CAL – Continental Airlines, Inc. – Option traders employed bearish tactics on Continental Airlines this morning, perhaps to brace for the potentially negative impact the firm’s fourth quarter earnings could have on the price of the underlying, when CAL reports Thursday. Shares edged nearly 1% lower in the first hour of the trading session to stand at $20.27. One investor utilized a put spread on the stock. The transaction involved the purchase of 1,500 puts at the February $20 strike for a premium of $1.13 apiece, marked against the sale of 1,500 puts at the lower February $18 strike for an average premium of $0.48 each. The net cost of the bearish play amounts to $0.65 per contract and protects the investor beneath a breakeven share price of $19.35 through expiration next month.

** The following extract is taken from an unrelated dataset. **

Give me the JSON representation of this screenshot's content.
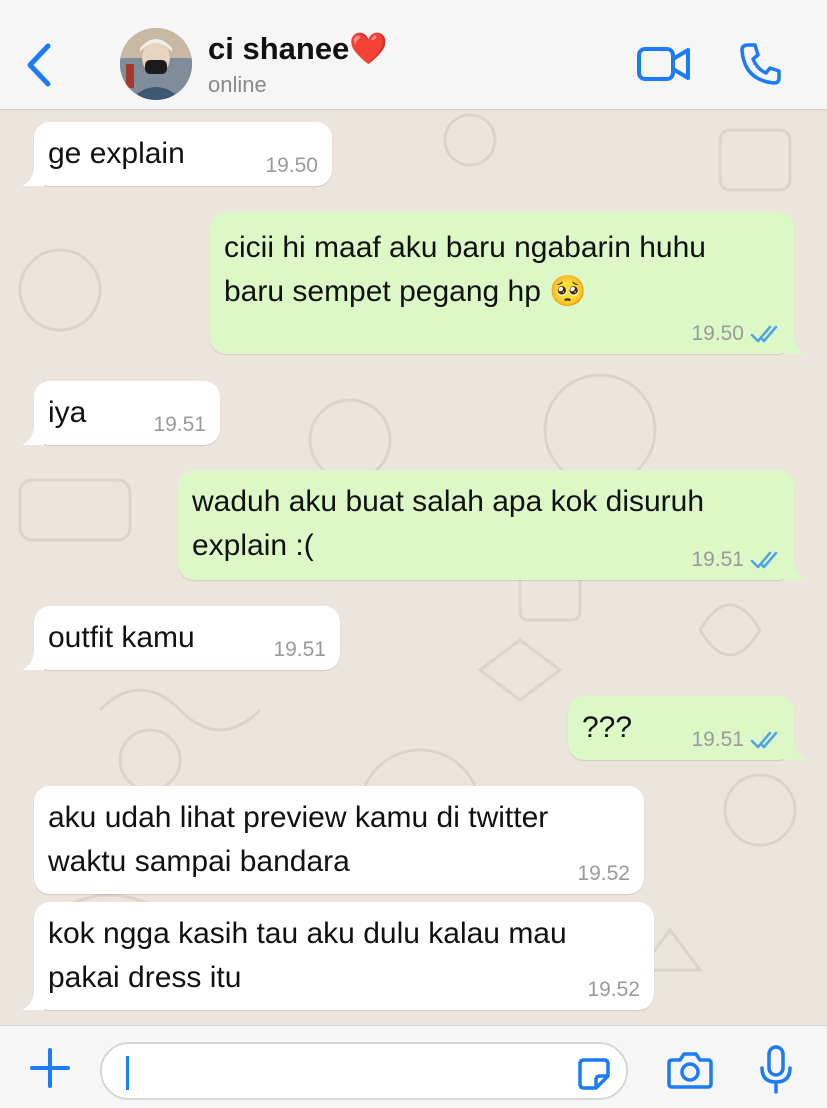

XLB – Materials Select Sector SPDR ETF – Shares of the XLB, which invests in companies in the materials economic sector, are trading 2% lower to $33.61. Perhaps the decline in shares stems from the lower than expected December Housing Starts number released this morning. According to MarketWatch, U.S. housing starts fell 4% to a seasonally adjusted annual rate of 557,000 in the month of December. Investors populated the front month contract of the XLB with pessimistic plays in the first 60 minutes of the trading day. Call sellers shed 2,700 lots at the February $34 strike for an average premium of $0.75 apiece. Another chunk of 2,740 calls were sold at the higher February $35 strike for roughly $0.35 each. Bears populated the put side of the field as well, buying up 2,000 contracts at the now in-the-money February $35 strike for $1.56 per contract. Put-buyers accrue profits to the downside beneath the breakeven price of $33.44 through expiration day.

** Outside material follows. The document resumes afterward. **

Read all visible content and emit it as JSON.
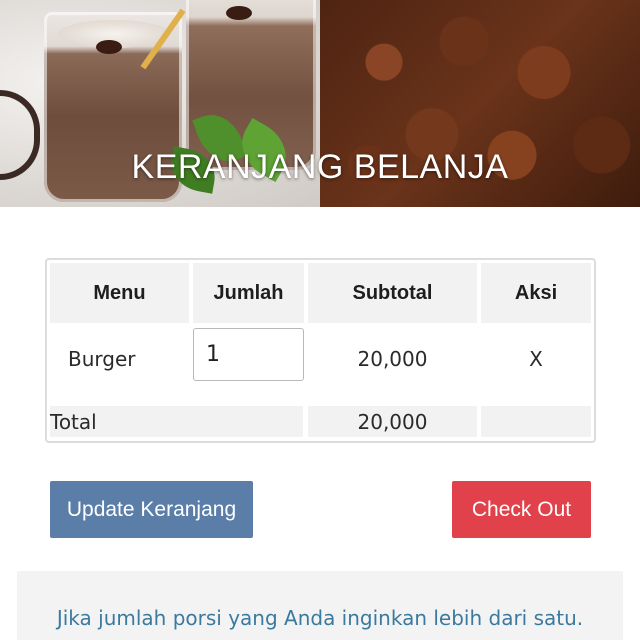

CREE – Cree, Inc. – The manufacturer of semiconductor materials and devices experienced a 17% jump in the value of its shares to attain a new 52-week high of $63.57 today. Shares surged after the firm posted fiscal second-quarter earnings of $0.38 per share, which beat average analyst estimates by $0.08 a share. Some investors established bullish plays on the stock, with roughly 1,500 calls purchased at the February $65 strike for a premium of $1.54 per contract. Others sought to lock in gains by picking up 1,800 puts at the February $60 strike for a premium of $1.65 each. The positive earnings report pushed shares up and option implied volatility significantly lower. Volatility contracted 26.75% to 35.44% as of 10:45 am (EDT).